The Despair-demon followed in its wake, amplifying the grief, while the Fear-demon turned every shadow into a monster. The lifeforms died like flies, their last moments not of peace, but of pure, undiluted terror.


The Demon Lords’ strategy was flawless. They targeted the weakest Gods, the ones whose multiverses were small and isolated, far from the central powers.

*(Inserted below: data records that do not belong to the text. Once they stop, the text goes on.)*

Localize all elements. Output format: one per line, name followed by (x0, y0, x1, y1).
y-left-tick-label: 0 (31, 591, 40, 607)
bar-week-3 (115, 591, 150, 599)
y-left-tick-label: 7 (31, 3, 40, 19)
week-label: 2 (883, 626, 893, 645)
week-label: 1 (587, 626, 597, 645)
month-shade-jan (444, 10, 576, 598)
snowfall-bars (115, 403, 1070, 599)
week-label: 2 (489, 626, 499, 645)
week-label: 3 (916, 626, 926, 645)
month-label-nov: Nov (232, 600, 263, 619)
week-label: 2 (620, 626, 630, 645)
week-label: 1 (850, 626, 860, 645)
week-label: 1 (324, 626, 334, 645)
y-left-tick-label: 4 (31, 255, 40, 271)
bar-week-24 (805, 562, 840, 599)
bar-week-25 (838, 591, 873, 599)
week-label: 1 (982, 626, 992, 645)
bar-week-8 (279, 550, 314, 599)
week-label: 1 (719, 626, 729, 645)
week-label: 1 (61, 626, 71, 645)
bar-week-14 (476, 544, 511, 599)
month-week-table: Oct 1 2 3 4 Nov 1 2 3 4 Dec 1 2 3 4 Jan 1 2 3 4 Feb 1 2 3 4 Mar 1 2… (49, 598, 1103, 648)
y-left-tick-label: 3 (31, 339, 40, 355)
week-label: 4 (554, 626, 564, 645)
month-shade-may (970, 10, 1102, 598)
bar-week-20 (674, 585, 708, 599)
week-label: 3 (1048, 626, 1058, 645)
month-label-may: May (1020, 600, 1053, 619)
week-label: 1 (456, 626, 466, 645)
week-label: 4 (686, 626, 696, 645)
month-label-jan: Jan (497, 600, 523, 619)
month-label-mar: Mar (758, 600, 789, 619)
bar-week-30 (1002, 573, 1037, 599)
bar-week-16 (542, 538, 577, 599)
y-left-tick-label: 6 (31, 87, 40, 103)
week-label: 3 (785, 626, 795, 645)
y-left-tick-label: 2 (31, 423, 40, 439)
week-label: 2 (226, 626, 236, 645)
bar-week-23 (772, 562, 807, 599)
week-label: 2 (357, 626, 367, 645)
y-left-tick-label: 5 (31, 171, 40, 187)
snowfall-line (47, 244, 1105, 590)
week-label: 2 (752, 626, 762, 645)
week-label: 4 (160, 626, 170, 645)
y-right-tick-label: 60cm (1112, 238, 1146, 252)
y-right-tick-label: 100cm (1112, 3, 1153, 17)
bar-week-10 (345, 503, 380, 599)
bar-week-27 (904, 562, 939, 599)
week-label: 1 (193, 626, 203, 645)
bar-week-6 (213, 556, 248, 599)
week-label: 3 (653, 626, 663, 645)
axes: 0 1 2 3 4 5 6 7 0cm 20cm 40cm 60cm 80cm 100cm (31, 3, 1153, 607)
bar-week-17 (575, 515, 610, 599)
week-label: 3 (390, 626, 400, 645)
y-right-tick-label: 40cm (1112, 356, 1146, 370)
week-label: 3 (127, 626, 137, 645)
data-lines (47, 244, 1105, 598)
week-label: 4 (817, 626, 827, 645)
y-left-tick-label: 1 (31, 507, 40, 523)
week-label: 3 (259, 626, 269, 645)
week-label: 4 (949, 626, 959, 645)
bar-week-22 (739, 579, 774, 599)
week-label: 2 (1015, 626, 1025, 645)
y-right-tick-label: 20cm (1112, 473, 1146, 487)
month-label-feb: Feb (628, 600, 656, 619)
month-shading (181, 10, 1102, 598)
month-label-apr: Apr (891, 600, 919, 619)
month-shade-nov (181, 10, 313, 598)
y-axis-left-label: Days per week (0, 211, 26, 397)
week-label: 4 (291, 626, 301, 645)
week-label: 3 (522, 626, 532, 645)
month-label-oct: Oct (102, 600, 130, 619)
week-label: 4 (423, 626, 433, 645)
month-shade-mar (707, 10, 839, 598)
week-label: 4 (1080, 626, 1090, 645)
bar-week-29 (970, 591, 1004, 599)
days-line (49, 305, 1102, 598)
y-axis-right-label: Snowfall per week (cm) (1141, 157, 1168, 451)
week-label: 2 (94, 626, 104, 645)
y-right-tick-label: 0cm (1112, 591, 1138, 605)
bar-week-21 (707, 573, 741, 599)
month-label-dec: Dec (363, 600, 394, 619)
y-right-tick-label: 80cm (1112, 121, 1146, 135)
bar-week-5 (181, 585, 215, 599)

Their demonic children were the perfect tools, their actions too subtle and scattered for the Gods to notice until it was too late, and even if they notice it, they wouldn’t know that it was a doing of the demons.


In the heart of the demonic realm, in a fortress carved from a single, mountain-sized obsidian stone, Beelzebub and Phobos played a game of chess. The pieces were not wood or ivory, but the trapped, screaming souls of fallen lifeforms.


"My race just devoured another planet," Beelzebub rumbled, moving a soul-pawn forward.


"The rook moves diagonally, Beelzebub," Belial, the Lord of Lies, said with a charming smile as he appeared beside the board, casually nudging a piece into a checkmate position.


"Do you think your power is the only one growing?" Beelzebub said, not even looking at Belial. With a single thought, he reverted the board to its state before the cheat. "You are forgetting I am also getting stronger with each passing second. Your lies wouldn’t work on me"


"You are no fun," Phobos rasped. "At least you could have agreed to the lie, like Deimos would have."


"He is just too cunning," Beelzebub replied, a hint of admiration in his voice. "This plan of his... I believe it will make these Gods kneel before us and beg for mercy."


Far from the game, Deimos sat on his own seat, his eyes closed. He could feel the threads of discord weaving through the cosmos, the sweet symphony of chaos growing louder with each passing moment. "My power is increasing, better than all the other demons, but it’s still not upto to my expectations," he mused. A slow, cruel smirk spread across his face.


"Perhaps... it will increase when Gods themselves would join this little game of mine." He knew that the true, exponential surge in his power would only come when the divine beings themselves began to turn on one another. The discord of mortals was an appetizer. The discord of Gods would be the main course.